Le conseil de
la semaine d’Alain Trudel
L’élan arrière =

Nous entrons maintenant dans l’acquisition d’habiletés plus complexes car il nous exige de les réaliser en mouvement. Il faut prendre pour acquis que les petits détails de base telles que la posture, la prise, la position de la balle et l’alignement sont maîtrisés.
L’objectif de l’élan arrière est de créer le plus de tension musculaire possible afin que la réaction de l’élan descendant ou l’effet de ressort soit le plus grand possible.
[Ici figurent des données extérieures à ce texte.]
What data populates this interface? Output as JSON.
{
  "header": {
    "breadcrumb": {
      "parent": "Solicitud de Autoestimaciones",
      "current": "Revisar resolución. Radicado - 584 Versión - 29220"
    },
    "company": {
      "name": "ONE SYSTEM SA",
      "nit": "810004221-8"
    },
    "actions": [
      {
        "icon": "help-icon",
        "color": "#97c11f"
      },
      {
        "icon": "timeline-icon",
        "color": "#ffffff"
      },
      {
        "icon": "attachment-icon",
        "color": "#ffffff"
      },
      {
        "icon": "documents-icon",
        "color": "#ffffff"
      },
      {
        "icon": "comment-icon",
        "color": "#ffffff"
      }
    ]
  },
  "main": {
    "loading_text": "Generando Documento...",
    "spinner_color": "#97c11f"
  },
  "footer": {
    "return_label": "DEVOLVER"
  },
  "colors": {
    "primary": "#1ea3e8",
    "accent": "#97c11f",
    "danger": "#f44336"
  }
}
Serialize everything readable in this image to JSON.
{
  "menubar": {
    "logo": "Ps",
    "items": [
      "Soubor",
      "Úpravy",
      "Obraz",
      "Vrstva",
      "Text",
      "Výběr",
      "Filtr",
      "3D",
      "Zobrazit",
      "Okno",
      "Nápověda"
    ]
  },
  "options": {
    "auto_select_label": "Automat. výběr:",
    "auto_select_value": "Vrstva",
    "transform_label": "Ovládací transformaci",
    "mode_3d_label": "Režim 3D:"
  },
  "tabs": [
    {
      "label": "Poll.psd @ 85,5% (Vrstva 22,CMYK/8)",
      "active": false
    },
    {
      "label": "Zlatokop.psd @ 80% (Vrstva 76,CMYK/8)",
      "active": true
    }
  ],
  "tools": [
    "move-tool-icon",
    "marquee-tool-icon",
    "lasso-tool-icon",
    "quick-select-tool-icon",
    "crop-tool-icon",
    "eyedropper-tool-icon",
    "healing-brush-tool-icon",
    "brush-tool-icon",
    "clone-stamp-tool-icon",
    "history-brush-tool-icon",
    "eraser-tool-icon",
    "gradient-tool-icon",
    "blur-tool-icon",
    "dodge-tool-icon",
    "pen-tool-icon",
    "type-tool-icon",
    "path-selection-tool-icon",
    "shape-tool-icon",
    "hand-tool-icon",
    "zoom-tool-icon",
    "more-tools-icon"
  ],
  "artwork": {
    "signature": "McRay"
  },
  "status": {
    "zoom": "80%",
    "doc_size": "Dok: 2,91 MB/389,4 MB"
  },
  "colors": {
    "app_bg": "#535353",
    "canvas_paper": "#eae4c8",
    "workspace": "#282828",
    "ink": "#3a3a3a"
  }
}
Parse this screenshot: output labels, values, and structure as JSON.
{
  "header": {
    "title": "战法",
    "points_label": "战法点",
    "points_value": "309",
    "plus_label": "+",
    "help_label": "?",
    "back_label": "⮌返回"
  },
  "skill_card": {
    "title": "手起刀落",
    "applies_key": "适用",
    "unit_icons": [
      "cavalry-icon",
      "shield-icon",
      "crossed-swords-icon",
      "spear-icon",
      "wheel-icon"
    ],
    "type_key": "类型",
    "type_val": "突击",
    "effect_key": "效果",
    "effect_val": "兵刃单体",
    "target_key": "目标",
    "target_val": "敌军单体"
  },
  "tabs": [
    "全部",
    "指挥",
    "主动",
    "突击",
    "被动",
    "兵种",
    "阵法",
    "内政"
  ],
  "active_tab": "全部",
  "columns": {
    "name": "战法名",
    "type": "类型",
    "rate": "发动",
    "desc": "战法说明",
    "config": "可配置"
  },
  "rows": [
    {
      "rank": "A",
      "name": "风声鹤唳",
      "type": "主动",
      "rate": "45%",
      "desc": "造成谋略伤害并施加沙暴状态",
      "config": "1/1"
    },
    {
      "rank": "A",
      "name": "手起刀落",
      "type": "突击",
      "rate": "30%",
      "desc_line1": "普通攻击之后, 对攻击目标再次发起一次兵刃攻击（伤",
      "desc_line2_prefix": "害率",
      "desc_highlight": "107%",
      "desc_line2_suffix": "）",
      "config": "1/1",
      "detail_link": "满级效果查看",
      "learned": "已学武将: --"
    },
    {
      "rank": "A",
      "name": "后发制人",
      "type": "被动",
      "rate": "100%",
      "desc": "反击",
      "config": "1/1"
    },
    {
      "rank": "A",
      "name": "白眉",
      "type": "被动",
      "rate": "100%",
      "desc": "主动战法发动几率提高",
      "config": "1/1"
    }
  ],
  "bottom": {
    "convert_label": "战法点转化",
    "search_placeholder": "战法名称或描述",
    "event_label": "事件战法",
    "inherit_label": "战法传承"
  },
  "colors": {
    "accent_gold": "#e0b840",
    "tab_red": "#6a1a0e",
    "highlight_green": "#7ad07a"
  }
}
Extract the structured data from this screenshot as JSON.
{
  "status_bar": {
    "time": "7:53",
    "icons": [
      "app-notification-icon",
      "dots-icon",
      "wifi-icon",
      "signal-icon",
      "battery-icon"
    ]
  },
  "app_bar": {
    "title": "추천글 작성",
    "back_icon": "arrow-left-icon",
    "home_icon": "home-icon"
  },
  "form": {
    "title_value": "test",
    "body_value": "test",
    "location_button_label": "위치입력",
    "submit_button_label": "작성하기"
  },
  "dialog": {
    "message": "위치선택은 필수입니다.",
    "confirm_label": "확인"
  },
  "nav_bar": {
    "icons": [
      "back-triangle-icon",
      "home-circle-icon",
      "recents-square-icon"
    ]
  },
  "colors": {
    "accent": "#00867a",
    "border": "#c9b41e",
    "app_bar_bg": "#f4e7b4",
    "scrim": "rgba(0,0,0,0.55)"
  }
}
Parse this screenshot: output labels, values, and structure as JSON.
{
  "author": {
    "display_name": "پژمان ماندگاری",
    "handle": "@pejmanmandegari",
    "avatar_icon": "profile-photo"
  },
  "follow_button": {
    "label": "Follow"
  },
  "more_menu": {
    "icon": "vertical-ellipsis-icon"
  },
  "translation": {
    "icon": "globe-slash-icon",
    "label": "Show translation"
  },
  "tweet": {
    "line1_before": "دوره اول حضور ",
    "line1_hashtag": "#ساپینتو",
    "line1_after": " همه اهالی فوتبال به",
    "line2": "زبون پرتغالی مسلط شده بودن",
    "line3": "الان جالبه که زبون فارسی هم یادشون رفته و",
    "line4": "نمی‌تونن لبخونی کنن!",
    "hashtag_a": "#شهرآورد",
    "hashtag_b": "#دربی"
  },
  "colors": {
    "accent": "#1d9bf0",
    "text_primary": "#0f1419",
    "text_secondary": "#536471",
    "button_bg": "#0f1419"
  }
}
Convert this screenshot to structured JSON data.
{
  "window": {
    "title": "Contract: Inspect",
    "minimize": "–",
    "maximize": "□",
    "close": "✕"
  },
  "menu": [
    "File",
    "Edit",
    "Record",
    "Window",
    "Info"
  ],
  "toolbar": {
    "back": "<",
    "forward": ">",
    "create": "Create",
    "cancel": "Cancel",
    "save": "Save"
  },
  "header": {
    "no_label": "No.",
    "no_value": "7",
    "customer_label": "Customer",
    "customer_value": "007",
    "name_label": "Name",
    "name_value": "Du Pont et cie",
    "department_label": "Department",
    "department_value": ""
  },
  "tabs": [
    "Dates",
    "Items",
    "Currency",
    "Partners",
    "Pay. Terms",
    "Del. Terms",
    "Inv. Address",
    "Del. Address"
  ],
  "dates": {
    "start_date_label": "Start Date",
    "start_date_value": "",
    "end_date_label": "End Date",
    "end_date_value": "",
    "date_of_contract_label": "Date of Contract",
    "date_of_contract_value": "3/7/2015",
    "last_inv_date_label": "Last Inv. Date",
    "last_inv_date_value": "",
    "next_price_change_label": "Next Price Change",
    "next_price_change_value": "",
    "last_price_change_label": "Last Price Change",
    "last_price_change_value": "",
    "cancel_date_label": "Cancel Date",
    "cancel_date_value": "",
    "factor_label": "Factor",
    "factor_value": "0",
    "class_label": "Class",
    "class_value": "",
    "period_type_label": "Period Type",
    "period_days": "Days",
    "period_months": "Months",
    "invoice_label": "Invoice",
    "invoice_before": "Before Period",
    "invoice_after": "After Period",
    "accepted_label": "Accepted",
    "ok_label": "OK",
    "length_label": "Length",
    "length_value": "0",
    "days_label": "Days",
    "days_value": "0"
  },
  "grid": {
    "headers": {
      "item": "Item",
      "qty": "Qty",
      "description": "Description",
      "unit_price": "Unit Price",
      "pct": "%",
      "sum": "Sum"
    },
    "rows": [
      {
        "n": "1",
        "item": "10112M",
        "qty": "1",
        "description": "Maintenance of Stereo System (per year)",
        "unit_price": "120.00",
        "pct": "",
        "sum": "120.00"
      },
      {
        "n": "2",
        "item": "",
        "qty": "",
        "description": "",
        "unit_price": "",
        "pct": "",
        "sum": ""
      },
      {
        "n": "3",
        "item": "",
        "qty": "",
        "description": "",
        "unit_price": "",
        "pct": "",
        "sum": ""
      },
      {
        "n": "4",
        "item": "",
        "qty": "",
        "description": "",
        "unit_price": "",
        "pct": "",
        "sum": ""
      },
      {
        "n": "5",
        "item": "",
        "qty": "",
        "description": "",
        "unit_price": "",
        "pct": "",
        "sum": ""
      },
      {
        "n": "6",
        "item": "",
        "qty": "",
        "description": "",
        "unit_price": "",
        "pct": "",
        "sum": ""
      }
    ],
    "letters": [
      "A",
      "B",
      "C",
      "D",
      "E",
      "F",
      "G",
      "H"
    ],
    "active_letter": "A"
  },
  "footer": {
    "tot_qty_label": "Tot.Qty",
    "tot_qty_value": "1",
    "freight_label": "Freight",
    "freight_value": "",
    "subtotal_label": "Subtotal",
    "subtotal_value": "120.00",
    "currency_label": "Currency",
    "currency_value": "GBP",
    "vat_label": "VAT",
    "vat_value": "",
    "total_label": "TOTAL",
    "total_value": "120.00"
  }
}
Afin de réussir ceci, nous aurons besoin d’une plate-forme solide.
Le jeu de nos pieds sera donc
important pour stabiliser notre élan.
Durant l’élan arrière, nos pieds resteront bien encrés au sol,
principalement le pied droit, par la suite nous roulerons le pied droit vers
l’intérieur durant la phase de transition pour finir en équilibre avec la
majorité du poids sur notre talon gauche et le pied droit en appui sur les
orteils.
Le pivot de nos hanches nous
aidera à stabiliser cette plate-forme, c'est-à-dire qu’il y aura un pivot vers
l’arrière mais limité par le fait que la jambe droite
restera dans sa flexion et à sa même position, ce qui nous permettra de tourner
un certain nombre de degrés vers l’arrière mais de manière assez restrictive.
Du au
fait que nous avons deux jambes, nous aurons deux axes latéraux à notre
élan. La première passera à travers mon
corps de ma clavicule droite jusqu’à l’intérieur de mon genou droit et l’axe
avant sera situé de ma clavicule gauche jusqu’à l’intérieur de mon genou gauche

Votre élan arrière sera complété lorsque votre épaule gauche se retrouvera au-dessus de votre genou droit en restant à l’intérieur de votre axe; il y a cependant le facteur flexibilité à tenir compte.


La transition de l’élan =
L’amorce de l’élan descendant se fait par le genou gauche et par la suite la hanche gauche pour nous aider à ramener notre poids sur l’axe avant ; c’est ce que les gens appellent le fameux transfert de poids.
Bref, il y a un retour du poids de l’axe arrière (intérieur de la jambe droite) vers l’axe avant.
On remarque qu’il y a une séparation du bas du corps et du haut du corps. Il faut avoir l’impression comme le frappeur au baseball que le bas de notre corps se dirige vers le lanceur alors que le haut du corps reste à sa position une fraction de seconde. Nous aurons alors le temps de synchroniser le retour sur l’axe avant et par le fait même sur la balle.
Cette transition s’amorce avant que les bras descendent et nous permettra de créer l’effet de «lag» que l’on peut créer lorsque vous jouez avec une branche d’arbre pour imiter un fouet (bruit).
L’élan descendant =
Le but de cette phase de l’élan est de créer la force centrifuge la plus grande possible tout en restant en équilibre afin de bien centrer l’impact que nous aurons. La jambe gauche deviendra droite afin d’accepter une rotation rapide du tronc. À l’impact, les hanches seront tournées afin de laisser place au passage des bras.
On peut également voir que la flexion du tronc demeure constante
jusqu’à l’impact afin de mieux centraliser la rencontre de la balle et du
bâton, priorité numéro un d’un golfeur qui désire être constant.